Мой брат. Моя последняя кровь. Мой немой свидетель. Тот, кто знал меня до того, как я стал тем, кем стал. Тот, кто видел меня чемпионом и неудачником, сильным и разбитым, живым и почти мёртвым. Он лежал в новом секторе, где могилы похожи на аккуратные клумбы — слишком правильные, слишком свежие, слишком жестокие в своей геометрии. Рядом с ним — пустое место. Для кого? Для меня. Когда-нибудь. Или, может, для мамы с папой? Нет, они на другой стороне. Это место просто ждёт. Может, дождётся. Может, меня зароют в другом конце, как бродячую собаку. Я не знаю. И знать не хочу.

Я остановился у ограды. Памятник был простым — чёрный полированный гранит, выбитые буквы, две даты, разделённые чёрточкой, которая стоила целой жизни. Я не плакал. На похоронах не плакал — стоял, как столб, смотрел, как гроб опускают в яму, как Анжела рыдает на плече у Лёхи, который тоже был мокрым от слёз, как комья земли стучат по дереву, как глухо, навсегда. Я стоял и чувствовал, как внутри что-то отмирает. Не болит, не ноет — просто перестаёт существовать. Часть меня, которая умела чувствовать тепло, улыбаться по-настоящему, верить в завтра.

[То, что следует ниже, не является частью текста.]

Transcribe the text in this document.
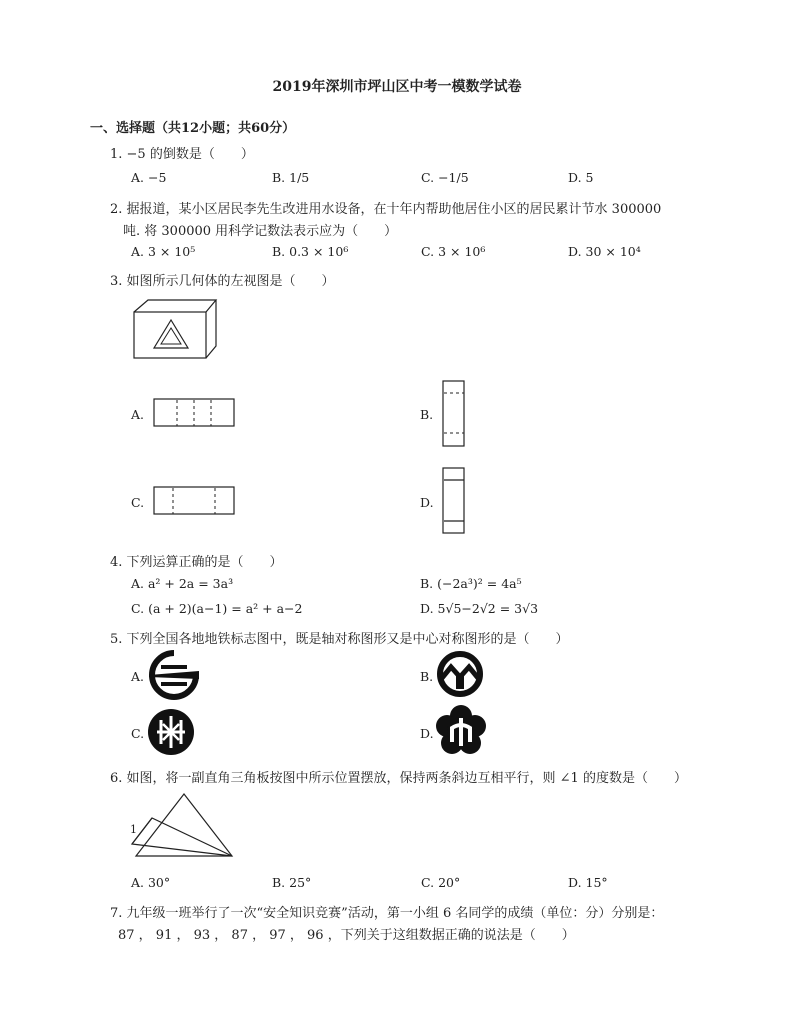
2019年深圳市坪山区中考一模数学试卷
一、选择题（共12小题；共60分）
1. −5 的倒数是（　　）
A. −5	B. 1/5	C. −1/5	D. 5
2. 据报道，某小区居民李先生改进用水设备，在十年内帮助他居住小区的居民累计节水 300000
吨. 将 300000 用科学记数法表示应为（　　）
A. 3 × 10⁵	B. 0.3 × 10⁶	C. 3 × 10⁶	D. 30 × 10⁴
3. 如图所示几何体的左视图是（　　）
A.	B.
C.	D.
4. 下列运算正确的是（　　）
A. a² + 2a = 3a³	B. (−2a³)² = 4a⁵
C. (a + 2)(a−1) = a² + a−2	D. 5√5−2√2 = 3√3
5. 下列全国各地地铁标志图中，既是轴对称图形又是中心对称图形的是（　　）
A.	B.
C.	D.
6. 如图，将一副直角三角板按图中所示位置摆放，保持两条斜边互相平行，则 ∠1 的度数是（　　）
1
A. 30°	B. 25°	C. 20°	D. 15°
7. 九年级一班举行了一次“安全知识竞赛”活动，第一小组 6 名同学的成绩（单位：分）分别是：
87 ， 91 ， 93 ， 87 ， 97 ， 96 ，下列关于这组数据正确的说法是（　　）
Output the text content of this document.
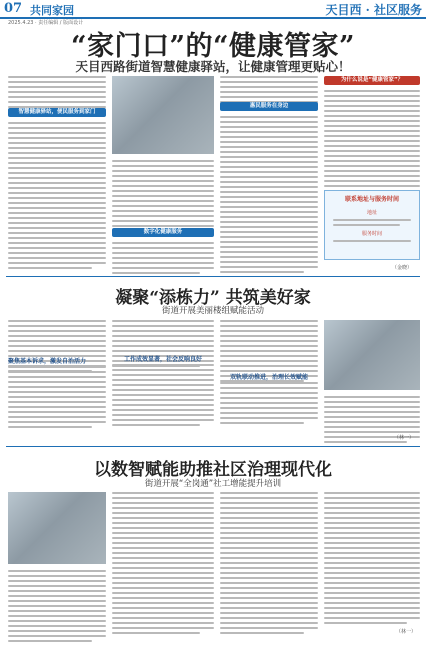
07 共同家园	天目西 · 社区服务
2025.4.23 · 责任编辑 / 版面设计
“家门口”的“健康管家”
天目西路街道智慧健康驿站，让健康管理更贴心！
智慧健康驿站，便民服务到家门
数字化健康服务
惠民服务在身边
为什么说是“健康管家”？
联系地址与服务时间
地址
服务时间
（金晓）
凝聚“添栋力” 共筑美好家
街道开展美丽楼组赋能活动
聚焦基本诉求，激发自治活力	工作成效显著，社会反响良好
双轨联动推进，治理长效赋能
（林一）
以数智赋能助推社区治理现代化
街道开展“全岗通”社工增能提升培训
（林一）
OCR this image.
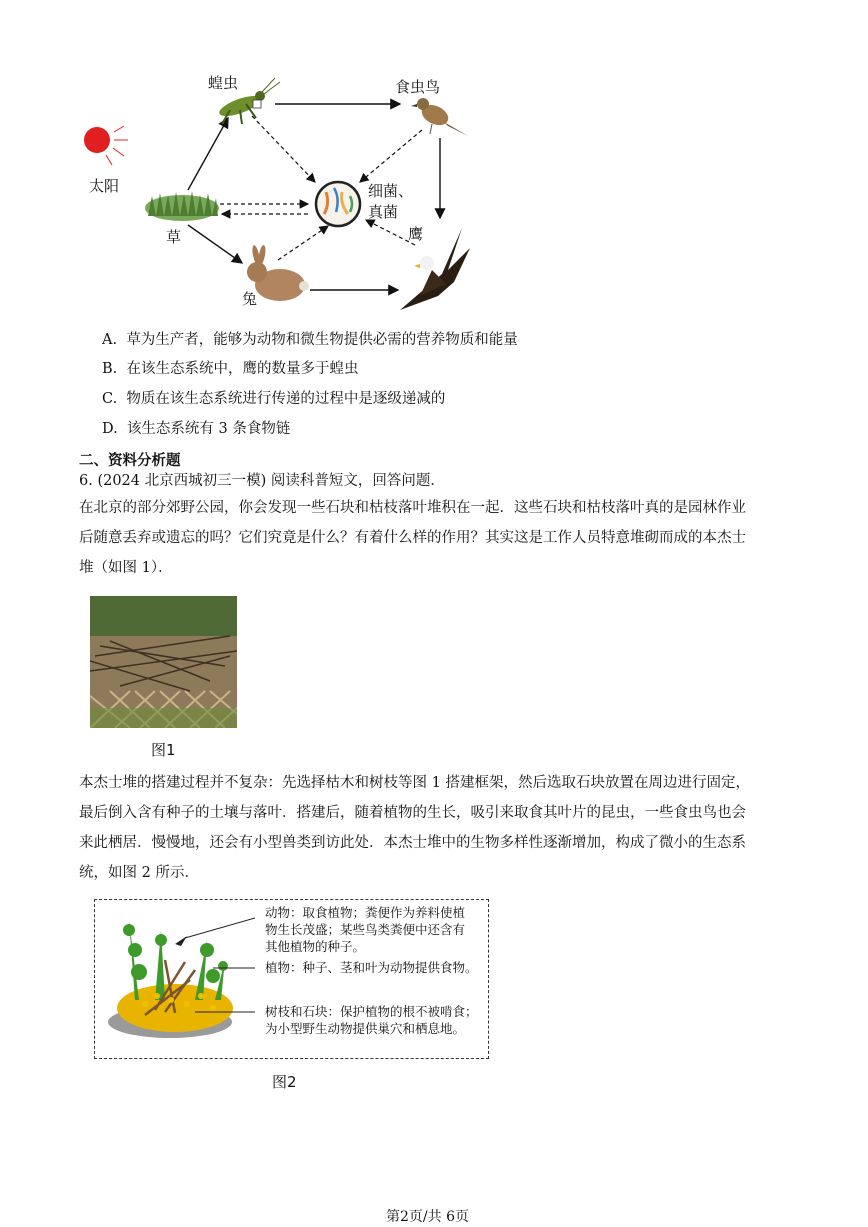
蝗虫	食虫鸟
太阳	细菌、
真菌
鹰
草
兔
A. 草为生产者，能够为动物和微生物提供必需的营养物质和能量
B. 在该生态系统中，鹰的数量多于蝗虫
C. 物质在该生态系统进行传递的过程中是逐级递减的
D. 该生态系统有 3 条食物链
二、资料分析题
6. (2024 北京西城初三一模) 阅读科普短文，回答问题．
在北京的部分郊野公园，你会发现一些石块和枯枝落叶堆积在一起．这些石块和枯枝落叶真的是园林作业
后随意丢弃或遗忘的吗？它们究竟是什么？有着什么样的作用？其实这是工作人员特意堆砌而成的本杰士
堆（如图 1）．
图1
本杰士堆的搭建过程并不复杂：先选择枯木和树枝等图 1 搭建框架，然后选取石块放置在周边进行固定，
最后倒入含有种子的土壤与落叶．搭建后，随着植物的生长，吸引来取食其叶片的昆虫，一些食虫鸟也会
来此栖居．慢慢地，还会有小型兽类到访此处．本杰士堆中的生物多样性逐渐增加，构成了微小的生态系
统，如图 2 所示．
动物：取食植物；粪便作为养料使植
物生长茂盛；某些鸟类粪便中还含有
其他植物的种子。
植物：种子、茎和叶为动物提供食物。
树枝和石块：保护植物的根不被啃食；
为小型野生动物提供巢穴和栖息地。
图2
第2页/共 6页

Я не плакал тогда. Не плакал на девятый день. Не плакал вчера, когда пил один в пустой квартире, глядя на его вещи, которые не мог выбросить, потому что выбросить их значило бы признать окончательность. А я не готов. Я никогда не буду готов.

Я присел на скамейку у могилы. Холодный камень, холодный ветер, холодная земля под ногами. Достал пачку — дешёвый «Винстон», красный. Руки не дрожали. Они привыкли к этому жесту — поднести сигарету к губам, щёлкнуть зажигалкой, вдохнуть горечь. Первая затяжка обожгла лёгкие, я закашлялся, как в первый раз. Месяц назад. Или два. Я сбился со счёта. Раньше я мог пробежать десять километров и не запыхаться. Теперь я задыхаюсь от одной сигареты. Символично. Я задыхаюсь от всего.

Я посмотрел на памятник. На его имя. На даты. На крошечную иконку в уголке. Я не знаю, зачем её приклеили. Наверное, Анжела. Она всегда была в это повернута. А я нет. Бога нет. Если бы он был, разве позволил бы он родителям разбиться на мокрой трассе? Разве позволил бы он Ване сесть на этот проклятый мотоцикл? Разве позволил бы он мне стоять здесь, с сигаретой в руке, и не чувствовать ничего, кроме пустоты?

Ветер перебирал пожухлые листья на соседних могилах. Где-то далеко каркнула ворона. Я докурил до половины, затушил о подошву ботинка и положил окурок в карман. Не на могильный камень. Не на землю. Уважение. Последнее, что я могу ему дать.

Достал вторую. Закурил снова, глубоко, почти до тошноты.

Я смотрел на чёрный гранит и говорил с ним. Вслух. Потому что тишина убивала быстрее, чем любой удар под дых.

— Привет, брат. Прости, что не пришёл раньше. Трудно было.

Голос мой был чужим, хриплым. Я почти не узнавал его. Раньше я умел кричать на ринге, рычать от напряжения, смеяться после побед. Теперь я говорю шёпотом, как будто боюсь разбудить мёртвых. Но они не спят. Они просто ушли. А я остался.

— Сорок дней, Вань. Говорят, душа ещё здесь. Я надеюсь, ты не смотришь на меня сейчас. Потому что я… я не тот, кем ты меня знал. Я уже не тот, кого ты уговаривал не сдаваться. Я… я сдался, брат. Давно. Ещё до того, как ты ушёл.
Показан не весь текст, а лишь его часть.